The first time Trina and I talked, things seemed bad. Okay, they didn't seem bad. They seemed awful. Terrible. Traumatic. Atrocious. I was looking up something on the Internet with my friend Louis when Trina imed me, and when she started going on about sororities and her nice Southern friends in Kappa Sig, I thought I might cry.

"Sororities are awesome," Louis typed. We had just watched Sorority Life. He had just finished his first year at Brown. Sororities. Ha. Then Trina wrote something about how she was going to miss Southern Comfort. "Like the alcohol?" I asked. "Or the kindness of people from below the Mason Dixon line?" She replied the former. (It turned out she had no idea what SoCo was, and after asking a friend, she was very, very afraid of the badass that was me. Again, Ha.)

For most of you, your freshman rooms probably suck(ed). I understand this. In 2002, tucked away in 407 McKool -- Tip of the Quad's Nip -- things sometimes sucked. Trina wasn't overjoyed when I took cut up FedEx boxes, hung them on the wall, attached pens and lamented that this was as close to graffiting up our bedroom as we were going to get. She had to deal with my random bouts of transitioning-depression that involved crying jags, cigarettes and never-ending marathons of My So-Called Life, and which lasted pretty much until sophomore year. I had to deal with her "I-was-a-sheltered-child-and-this-is-my-first-year-in-college," alcoholism.

Still.

407 McKool was unarguably the best place to be ever. Some night in early October one of us put on "Jack and Diane," and after that the dancing never stopped. When we were bored, we would take shots of vodka and then ... do nothing. There were breakups and abandoned jobs and once a blacked out Trina insisted that I needed to get Jose Cuervo on the telephone.

It was fucking awesome.

Trina and I weren't likely candidates for friendship. I want to be David Bowie when I grow up (when I don't want to be Rachel Green or Angela Chase or Carrie Bradshaw), and I don't know if Trina knows who Bowie is. (If you do, Trina, I apologize. ) One night, after I assuredly convinced someone that, in the hierarchy of frats, Phi Delt was near the bottom, Trina realized I had a problem and meticulously taught me the status-ranking of every frat on campus.
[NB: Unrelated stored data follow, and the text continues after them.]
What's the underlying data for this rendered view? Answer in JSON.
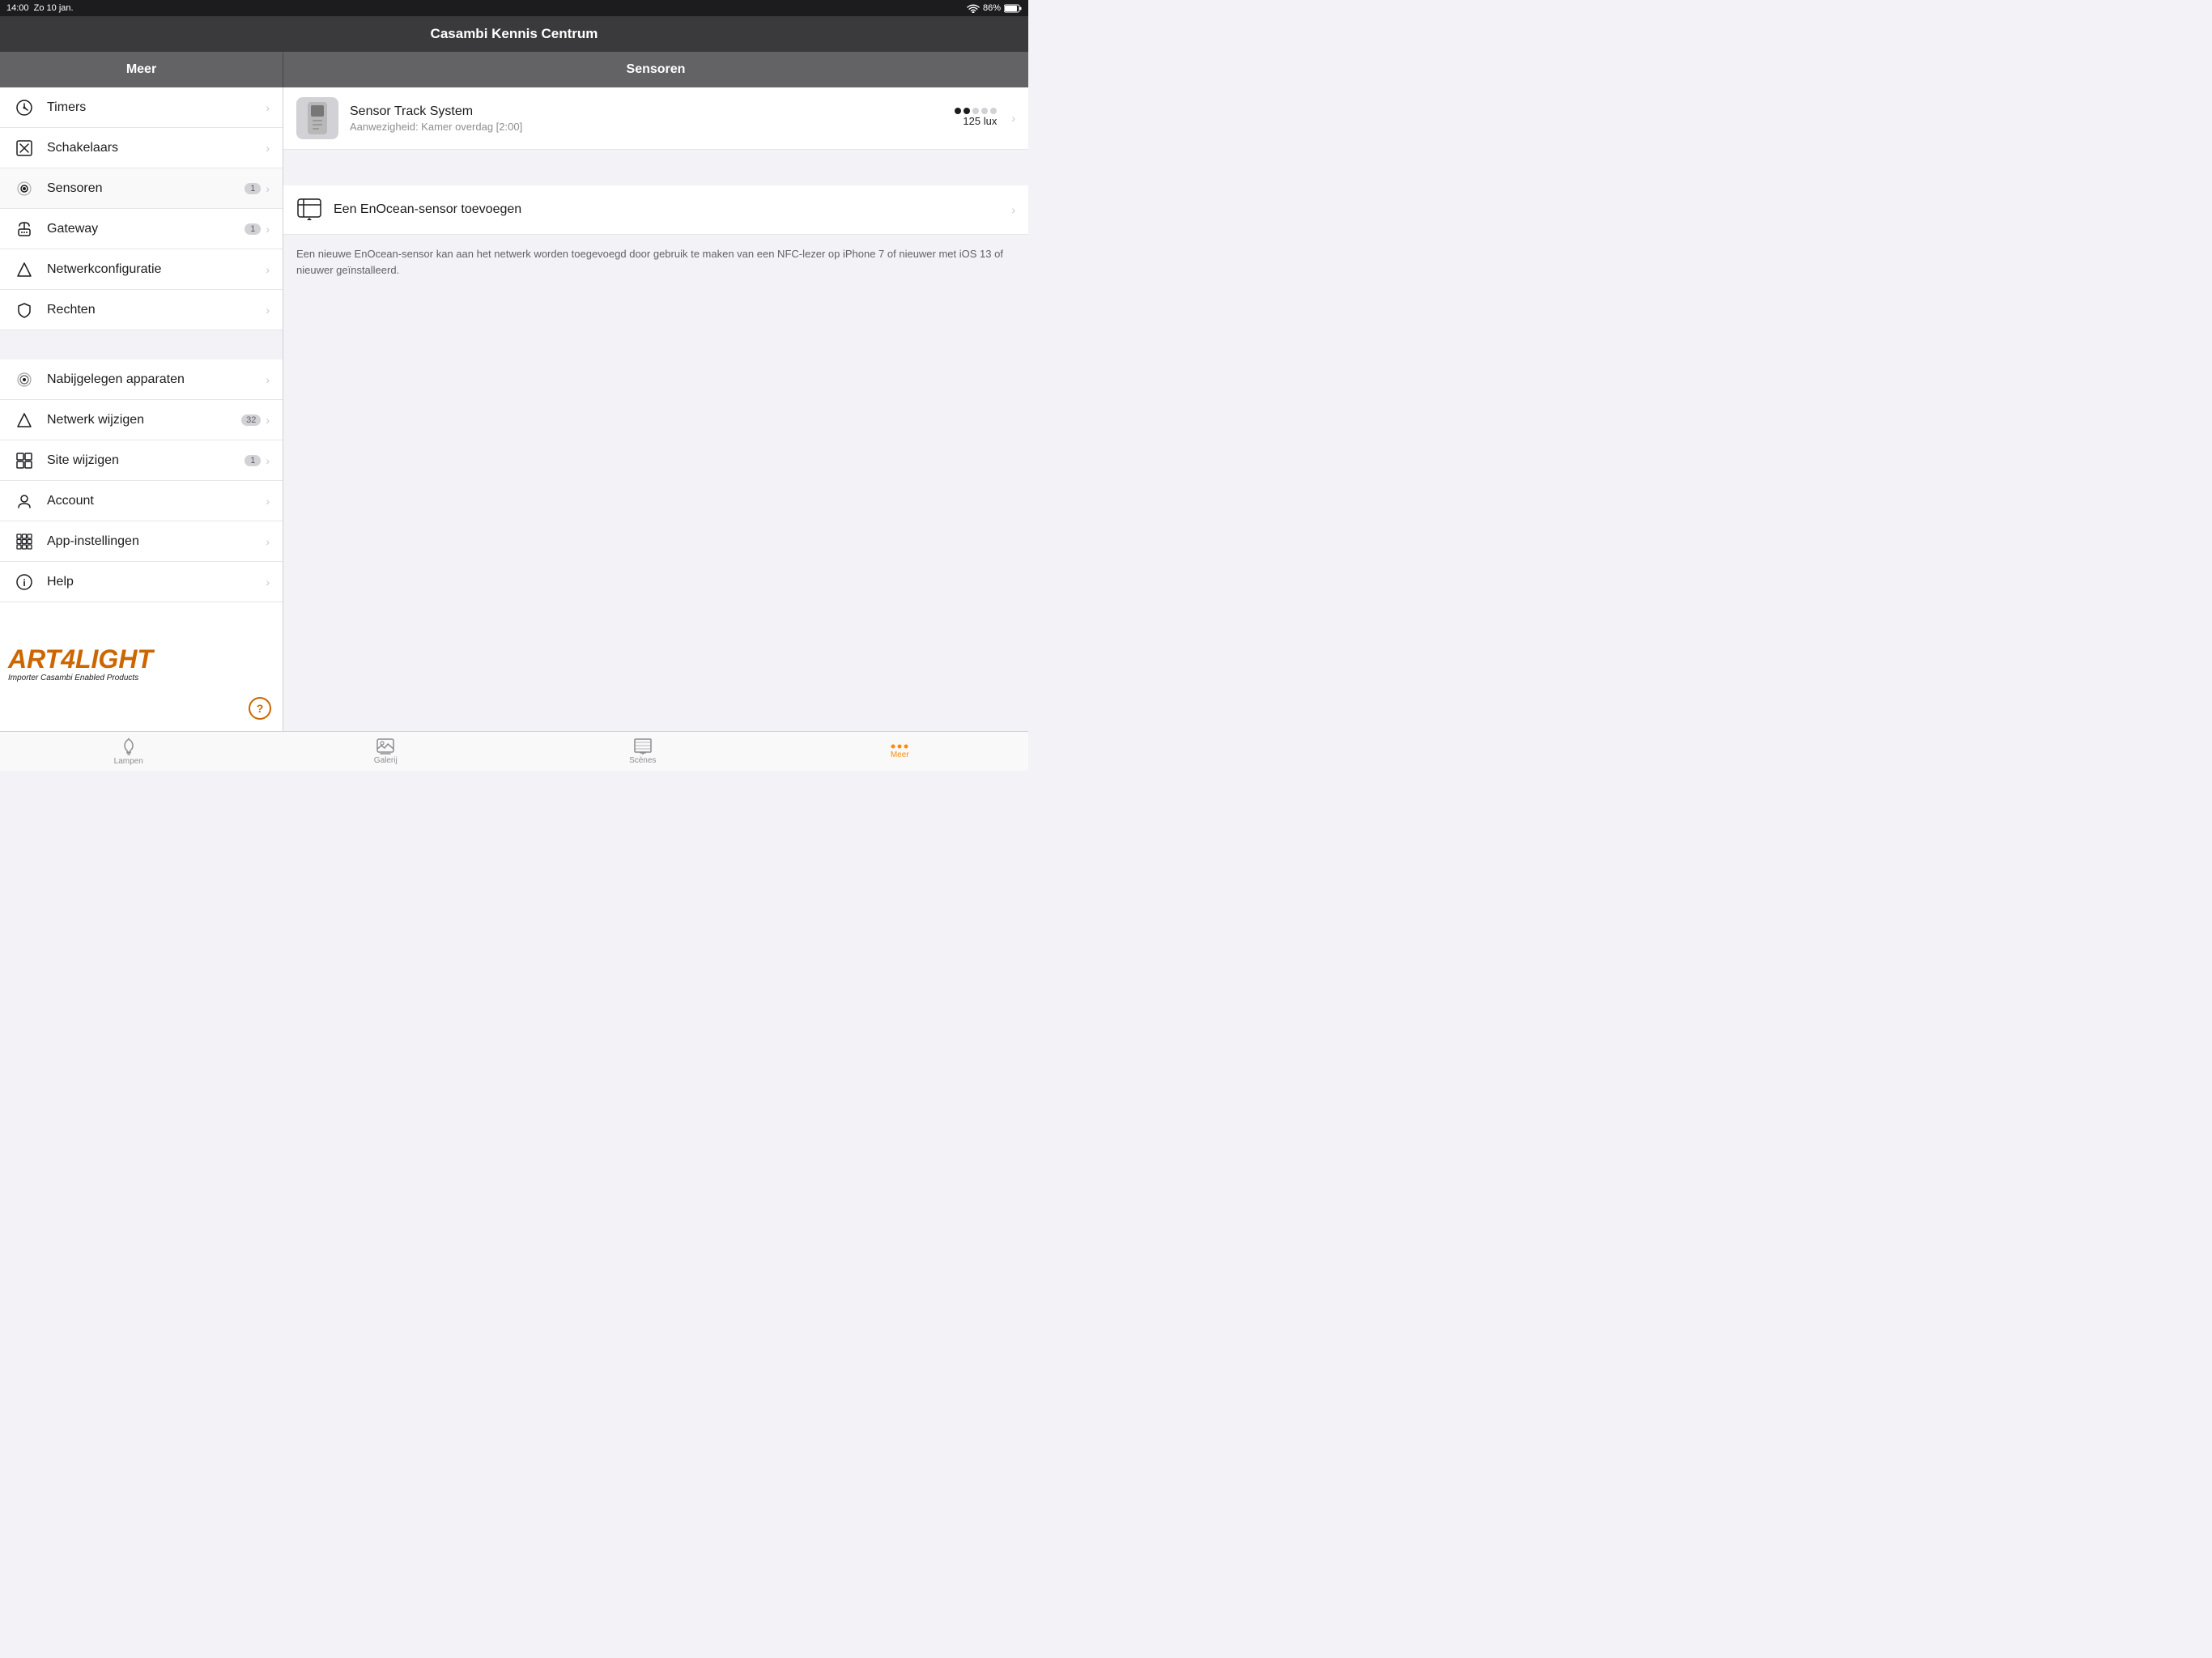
{
  "statusBar": {
    "time": "14:00",
    "date": "Zo 10 jan.",
    "battery": "86%",
    "wifi": "wifi"
  },
  "header": {
    "title": "Casambi Kennis Centrum"
  },
  "sidebar": {
    "title": "Meer",
    "items": [
      {
        "id": "timers",
        "label": "Timers",
        "icon": "clock",
        "badge": null
      },
      {
        "id": "schakelaars",
        "label": "Schakelaars",
        "icon": "switch",
        "badge": null
      },
      {
        "id": "sensoren",
        "label": "Sensoren",
        "icon": "sensor",
        "badge": "1"
      },
      {
        "id": "gateway",
        "label": "Gateway",
        "icon": "gateway",
        "badge": "1"
      },
      {
        "id": "netwerkconfiguratie",
        "label": "Netwerkconfiguratie",
        "icon": "network",
        "badge": null
      },
      {
        "id": "rechten",
        "label": "Rechten",
        "icon": "shield",
        "badge": null
      }
    ],
    "items2": [
      {
        "id": "nabijgelegen",
        "label": "Nabijgelegen apparaten",
        "icon": "radar",
        "badge": null
      },
      {
        "id": "netwerk-wijzigen",
        "label": "Netwerk wijzigen",
        "icon": "antenna",
        "badge": "32"
      },
      {
        "id": "site-wijzigen",
        "label": "Site wijzigen",
        "icon": "grid",
        "badge": "1"
      },
      {
        "id": "account",
        "label": "Account",
        "icon": "person",
        "badge": null
      },
      {
        "id": "app-instellingen",
        "label": "App-instellingen",
        "icon": "grid2",
        "badge": null
      },
      {
        "id": "help",
        "label": "Help",
        "icon": "info",
        "badge": null
      }
    ]
  },
  "rightPanel": {
    "title": "Sensoren",
    "sensor": {
      "name": "Sensor Track System",
      "description": "Aanwezigheid: Kamer overdag [2:00]",
      "dots": [
        true,
        true,
        false,
        false,
        false
      ],
      "value": "125 lux"
    },
    "addEnocean": {
      "label": "Een EnOcean-sensor toevoegen",
      "description": "Een nieuwe EnOcean-sensor kan aan het netwerk worden toegevoegd door gebruik te maken van een NFC-lezer op iPhone 7 of nieuwer met iOS 13 of nieuwer geïnstalleerd."
    }
  },
  "tabBar": {
    "tabs": [
      {
        "id": "lampen",
        "label": "Lampen",
        "icon": "lamp",
        "active": false
      },
      {
        "id": "galerij",
        "label": "Galerij",
        "icon": "gallery",
        "active": false
      },
      {
        "id": "scenes",
        "label": "Scènes",
        "icon": "scenes",
        "active": false
      },
      {
        "id": "meer",
        "label": "Meer",
        "icon": "more",
        "active": true
      }
    ]
  },
  "watermark": {
    "logo": "ART4LIGHT",
    "sub": "Importer Casambi Enabled Products"
  }
}
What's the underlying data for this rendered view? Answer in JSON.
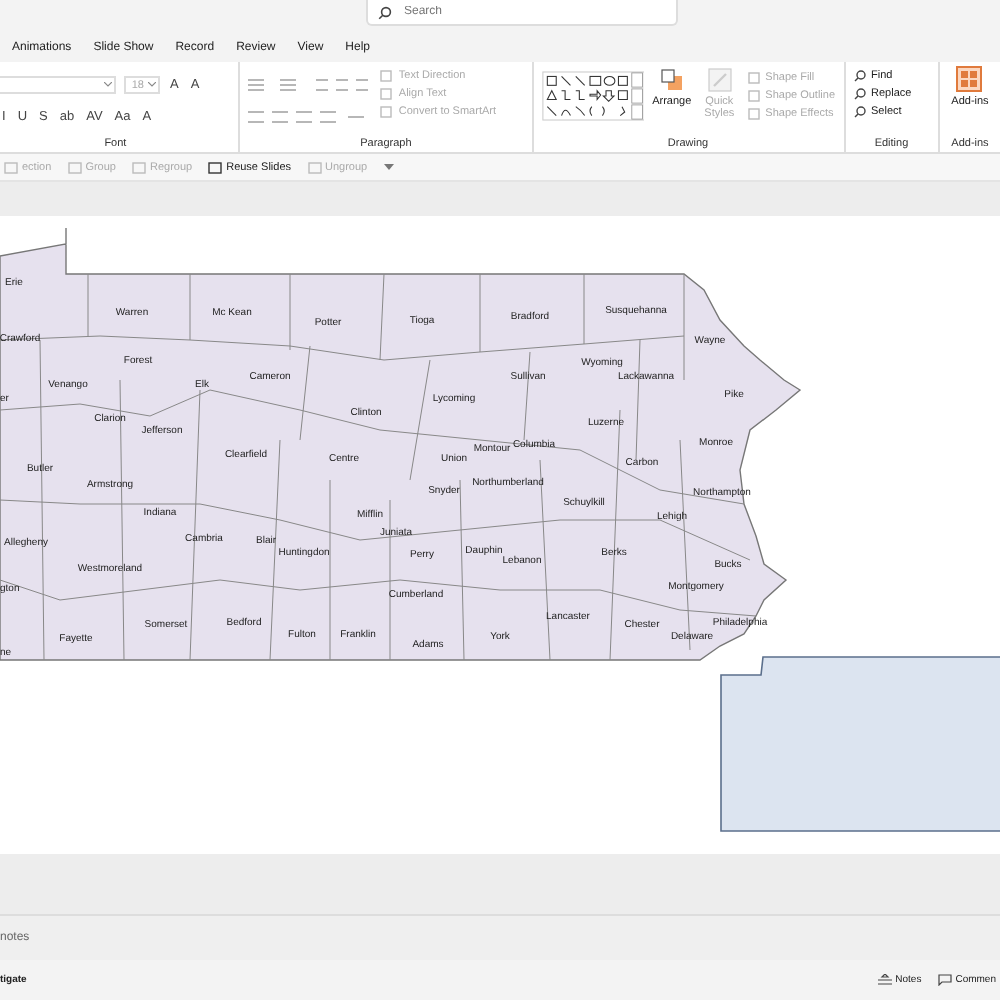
{
  "search": {
    "placeholder": "Search"
  },
  "tabs": [
    {
      "label": "Animations",
      "selected": false
    },
    {
      "label": "Slide Show",
      "selected": false
    },
    {
      "label": "Record",
      "selected": false
    },
    {
      "label": "Review",
      "selected": false
    },
    {
      "label": "View",
      "selected": false
    },
    {
      "label": "Help",
      "selected": false
    }
  ],
  "font": {
    "size": "18",
    "buttons": [
      "A",
      "A",
      "I",
      "U",
      "S",
      "ab",
      "AV",
      "Aa",
      "A"
    ],
    "label": "Font"
  },
  "paragraph": {
    "commands": [
      {
        "label": "Text Direction",
        "disabled": true
      },
      {
        "label": "Align Text",
        "disabled": true
      },
      {
        "label": "Convert to SmartArt",
        "disabled": true
      }
    ],
    "label": "Paragraph"
  },
  "drawing": {
    "arrange": {
      "label": "Arrange",
      "disabled": false
    },
    "quick_styles": {
      "label": "Quick Styles",
      "disabled": true
    },
    "commands": [
      {
        "label": "Shape Fill",
        "disabled": true
      },
      {
        "label": "Shape Outline",
        "disabled": true
      },
      {
        "label": "Shape Effects",
        "disabled": true
      }
    ],
    "label": "Drawing"
  },
  "editing": {
    "commands": [
      {
        "label": "Find",
        "disabled": false
      },
      {
        "label": "Replace",
        "disabled": false
      },
      {
        "label": "Select",
        "disabled": false
      }
    ],
    "label": "Editing"
  },
  "add_ins": {
    "button": "Add-ins",
    "label": "Add-ins"
  },
  "quick_bar": [
    {
      "label": "ection",
      "disabled": true
    },
    {
      "label": "Group",
      "disabled": true
    },
    {
      "label": "Regroup",
      "disabled": true
    },
    {
      "label": "Reuse Slides",
      "disabled": false
    },
    {
      "label": "Ungroup",
      "disabled": true
    }
  ],
  "counties": [
    "Erie",
    "Warren",
    "Mc Kean",
    "Potter",
    "Tioga",
    "Bradford",
    "Susquehanna",
    "Wayne",
    "Crawford",
    "Forest",
    "Elk",
    "Cameron",
    "Clinton",
    "Lycoming",
    "Sullivan",
    "Wyoming",
    "Lackawanna",
    "Pike",
    "Venango",
    "er",
    "Clarion",
    "Jefferson",
    "Clearfield",
    "Centre",
    "Luzerne",
    "Monroe",
    "Union",
    "Montour",
    "Columbia",
    "Carbon",
    "Butler",
    "Armstrong",
    "Indiana",
    "Snyder",
    "Northumberland",
    "Schuylkill",
    "Northampton",
    "Mifflin",
    "Lehigh",
    "Juniata",
    "Cambria",
    "Blair",
    "Huntingdon",
    "Perry",
    "Dauphin",
    "Lebanon",
    "Berks",
    "Bucks",
    "Allegheny",
    "Westmoreland",
    "gton",
    "Cumberland",
    "Montgomery",
    "Somerset",
    "Bedford",
    "Lancaster",
    "Chester",
    "Philadelphia",
    "Fayette",
    "Fulton",
    "Franklin",
    "Adams",
    "York",
    "Delaware",
    "ne"
  ],
  "notes": {
    "placeholder": "notes"
  },
  "status_bar": {
    "left": "tigate",
    "notes": "Notes",
    "comments": "Commen"
  }
}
On my part, I taught Trina the meaning of words like "hipster." I may have also taught her who David Bowie is. (Again, if I did, I'm sorry for the above accusation.)

Our relationship works because we both know the truth. Trina's a sorority girl by day, and I may look unJappily hip (occasionally), but really, we're both just nerds with mystique. (Fine. I'm obviously a nerd, but I like to think I wear my nerdiness like a Burberry scarf.)

Randomly assigned roommates are the best things ever.

I wanted to write about Sex and the City this week, because next Tuesday, February 22nd, marks the anniversary of the end, but Clare Stapleton wrote about the show last week. (Fuck you Clare. No. Really. Fuck you.) Still, I propose a moment of silence for SATC, and then one for 407 McKool.